At the end of 1991, the Soviet Union ceased to exist. But even after almost 30 years, we are perplexed: how did it happen that the powerful Soviet Army did not take any steps to defend the unity of the country it served.
The Armed Forces of the USSR in 1990, on the eve of the collapse of the country, served 4 490 800 people. All marshals, generals and admirals, officers, warrant officers and warrant officers, foremen and sergeants, soldiers and sailors of the SA and Navy of the USSR took the oath and had to defend the Soviet state and the Soviet people. However, in reality it turned out quite differently: even the famous Soviet generals, among whom at that time were veterans of the Great Patriotic War, remained silent.
For the post-war history of its existence, the Soviet Army several times participated in the suppression of opposition demonstrations in Eastern Europe (East Germany in 1953, Hungary in 1956, Czechoslovakia in 1968), fought in Afghanistan for nine years in the interests of supporting the Afghan pro-Soviet regime, suffering serious losses. But she could not save her own country from collapse. Now one can argue a lot about the fact that the military leaders did not want to fight with their people, but already at the beginning of 1991 it was clear even to people far from politics where everything was going.
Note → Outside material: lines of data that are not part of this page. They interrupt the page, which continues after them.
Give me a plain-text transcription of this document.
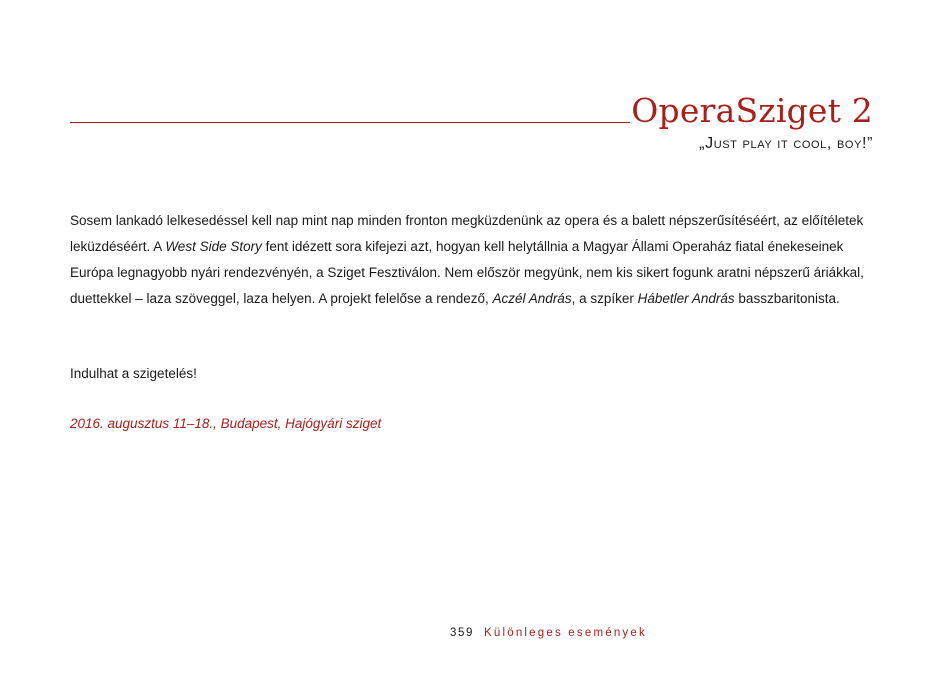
OperaSziget 2
„Just play it cool, boy!”

Sosem lankadó lelkesedéssel kell nap mint nap minden fronton megküzdenünk az opera és a balett népszerűsítéséért, az előítéletek leküzdéséért. A West Side Story fent idézett sora kifejezi azt, hogyan kell helytállnia a Magyar Állami Operaház fiatal énekeseinek Európa legnagyobb nyári rendezvényén, a Sziget Fesztiválon. Nem először megyünk, nem kis sikert fogunk aratni népszerű áriákkal, duettekkel – laza szöveggel, laza helyen. A projekt felelőse a rendező, Aczél András, a szpíker Hábetler András basszbaritonista.

Indulhat a szigetelés!
2016. augusztus 11–18., Budapest, Hajógyári sziget
359 Különleges események
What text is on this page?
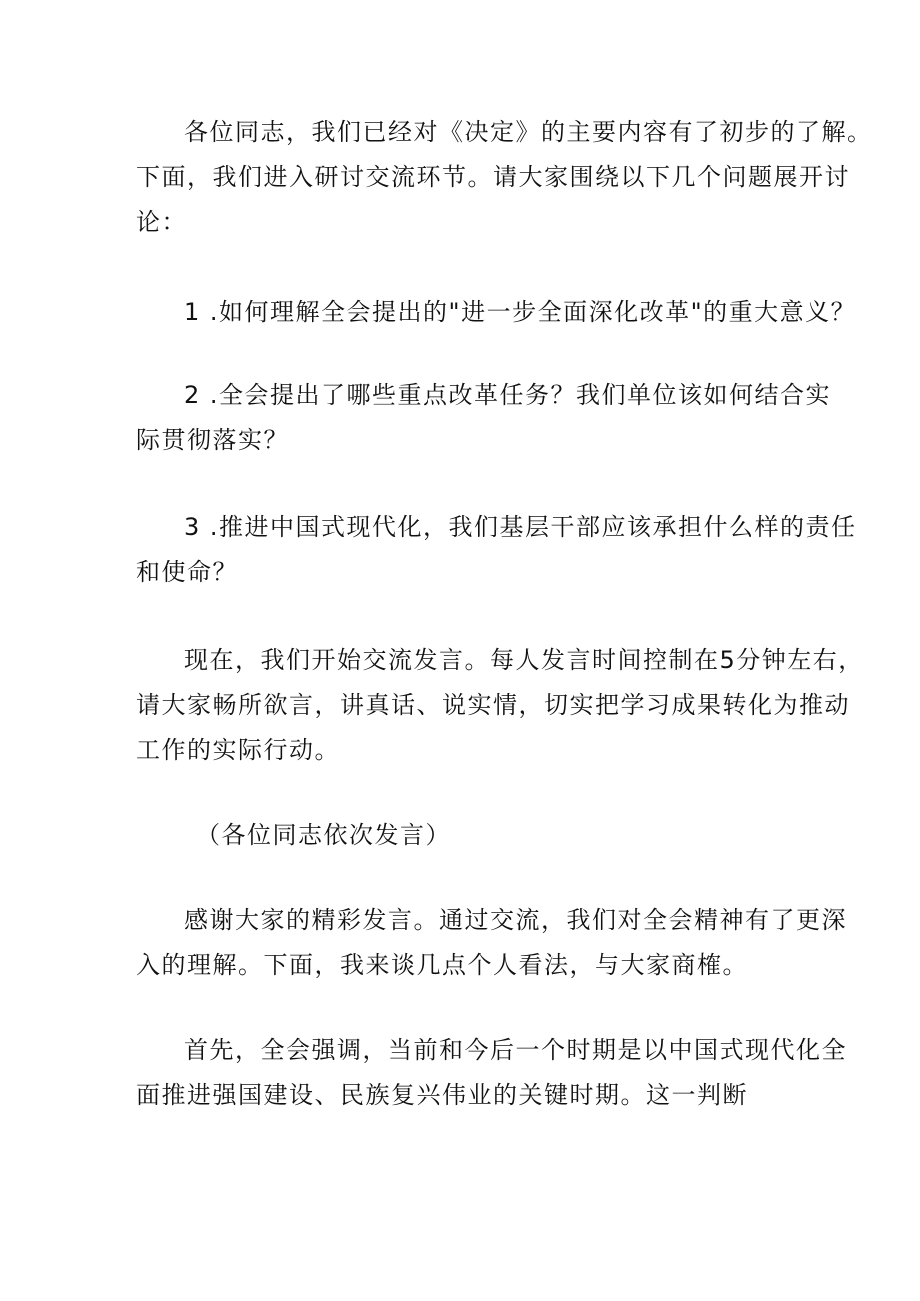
各位同志，我们已经对《决定》的主要内容有了初步的了解。
下面，我们进入研讨交流环节。请大家围绕以下几个问题展开讨
论：
1 .如何理解全会提出的"进一步全面深化改革"的重大意义？
2 .全会提出了哪些重点改革任务？我们单位该如何结合实
际贯彻落实？
3 .推进中国式现代化，我们基层干部应该承担什么样的责任
和使命？
现在，我们开始交流发言。每人发言时间控制在5分钟左右，
请大家畅所欲言，讲真话、说实情，切实把学习成果转化为推动
工作的实际行动。
（各位同志依次发言）
感谢大家的精彩发言。通过交流，我们对全会精神有了更深
入的理解。下面，我来谈几点个人看法，与大家商榷。
首先，全会强调，当前和今后一个时期是以中国式现代化全
面推进强国建设、民族复兴伟业的关键时期。这一判断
It is unlikely that the Soviet marshals and generals were small children or crazy, so as not to understand the deplorable prospects of the Soviet state, and the cowards of military officers, many of whom went through not only Afghanistan, but also the Great Patriotic War, certainly cannot be called. What prevented the military from taking power into their own hands or, at least, ensuring the coming to power of those forces that could preserve the Soviet state?
First, with all the increased attention to the army in the post-war period, the Soviet party elite always tried to prevent the real influence of the military on the political life of the country. They tried not to let the siloviki into power. As a result, the generation of Soviet generals who were in the ranks by 1991 had already formed a firm conviction that the military should not interfere in politics. By the way, it was at the turn of the 1980s - 1990s. the first political figures of the USSR appeared from among the military - Alexander Rutskoy, Ruslan Aushev, Dzhokhar Dudayev, however, as we understand, they were in a slightly different political camp.
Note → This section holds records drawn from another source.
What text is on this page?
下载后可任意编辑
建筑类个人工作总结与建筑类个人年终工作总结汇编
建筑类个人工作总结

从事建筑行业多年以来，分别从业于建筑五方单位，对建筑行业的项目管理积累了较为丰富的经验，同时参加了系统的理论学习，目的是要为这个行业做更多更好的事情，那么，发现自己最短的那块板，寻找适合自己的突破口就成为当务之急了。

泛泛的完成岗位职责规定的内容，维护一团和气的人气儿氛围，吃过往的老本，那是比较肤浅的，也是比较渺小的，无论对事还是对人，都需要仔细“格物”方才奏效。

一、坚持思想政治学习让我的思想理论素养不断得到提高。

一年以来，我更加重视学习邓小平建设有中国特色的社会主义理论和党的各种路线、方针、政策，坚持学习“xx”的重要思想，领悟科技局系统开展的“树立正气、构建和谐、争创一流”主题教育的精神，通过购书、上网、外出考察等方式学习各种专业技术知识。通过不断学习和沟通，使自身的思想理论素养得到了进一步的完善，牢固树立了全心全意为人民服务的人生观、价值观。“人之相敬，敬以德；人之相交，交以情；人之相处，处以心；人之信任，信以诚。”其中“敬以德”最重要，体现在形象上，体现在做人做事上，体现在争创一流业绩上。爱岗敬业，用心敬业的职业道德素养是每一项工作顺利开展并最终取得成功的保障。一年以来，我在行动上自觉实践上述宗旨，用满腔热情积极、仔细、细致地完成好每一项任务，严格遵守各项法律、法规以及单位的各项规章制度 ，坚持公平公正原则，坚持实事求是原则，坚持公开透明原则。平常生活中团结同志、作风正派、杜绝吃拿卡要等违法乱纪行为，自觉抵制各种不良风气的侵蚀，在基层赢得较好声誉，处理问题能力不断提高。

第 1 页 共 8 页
Secondly, the Soviet armed forces were a perfectly working mechanism with excellent discipline, but the SA command did not have the will and initiative to make independent decisions, especially about actions of a political nature.
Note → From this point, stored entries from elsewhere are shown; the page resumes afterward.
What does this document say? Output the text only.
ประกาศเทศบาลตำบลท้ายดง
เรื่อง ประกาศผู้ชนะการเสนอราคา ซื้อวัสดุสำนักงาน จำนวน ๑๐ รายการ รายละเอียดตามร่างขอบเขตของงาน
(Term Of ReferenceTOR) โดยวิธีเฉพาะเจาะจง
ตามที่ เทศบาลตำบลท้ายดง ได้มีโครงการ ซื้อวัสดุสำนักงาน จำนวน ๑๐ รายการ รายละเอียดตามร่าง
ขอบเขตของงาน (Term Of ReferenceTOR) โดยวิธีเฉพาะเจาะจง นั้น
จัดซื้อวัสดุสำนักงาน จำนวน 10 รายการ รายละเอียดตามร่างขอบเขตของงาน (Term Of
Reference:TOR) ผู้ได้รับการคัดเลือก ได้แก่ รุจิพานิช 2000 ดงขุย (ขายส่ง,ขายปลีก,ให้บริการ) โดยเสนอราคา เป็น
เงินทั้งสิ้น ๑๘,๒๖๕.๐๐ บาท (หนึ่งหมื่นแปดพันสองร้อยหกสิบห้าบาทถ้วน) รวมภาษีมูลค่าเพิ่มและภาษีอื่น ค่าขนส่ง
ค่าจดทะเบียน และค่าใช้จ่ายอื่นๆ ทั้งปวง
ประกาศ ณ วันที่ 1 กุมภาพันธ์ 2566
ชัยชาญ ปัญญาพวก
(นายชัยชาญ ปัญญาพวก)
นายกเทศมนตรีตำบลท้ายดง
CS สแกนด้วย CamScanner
The same Boris Yeltsin, just two years later, turned out to be much more decisive: the troops brought to Moscow shot the House of Soviets from tanks, and most of Yeltsin's military leaders either supported or was quick to keep silent. Perhaps the whole point was that the military were used to obeying the orders of the Supreme Commander-in-Chief, who in 1991 was still Mikhail Gorbachev. Although the Minister of Defense of the USSR Marshal Dmitry Yazov became part of the State Emergency Committee, and the Commander-in-Chief of the Land Forces of the USSR, General of the Army Valentin Varennikov, and a number of other military leaders were among the supporters of the coup attempt.
The last Soviet marshal Dmitry Yazov still did not dare to defend the USSR by military methods
In fact, the indecision of the older generation of Soviet military leaders was such that Gorbachev could not change the country's top military leadership. But he nevertheless went on to update the personnel of the command: the new minister of defense after the failed putsch became the marshal aviation Yevgeny Shaposhnikov, who previously held the post of Commander-in-Chief of the Air Force, and the Chief of the General Staff was the head of the Military Academy named after V.I. MV Frunze General of the Army Vladimir Lobov.
The army did not have its own "hot heads" ready to try to prevent the coming collapse of the Soviet state by force. Even such "radicals" as Colonel-General Albert Makashov, who at that time commanded the troops of the Volga-Ural Military District and supported the State Emergency Committee (for which he lost his post), did not take any more independent and decisive actions against Gorbachev and Yeltsin.
Finally, one cannot deny the personal interest of a part of the military elite of the Soviet Union in the upcoming transformations. A number of new generation generals have made a successful military career precisely because of their direct or indirect complicity in the confirmation of Boris Yeltsin in power. The military merits of these people in Afghanistan, for example, are beyond doubt, but they played a rather negative role in the country's political life.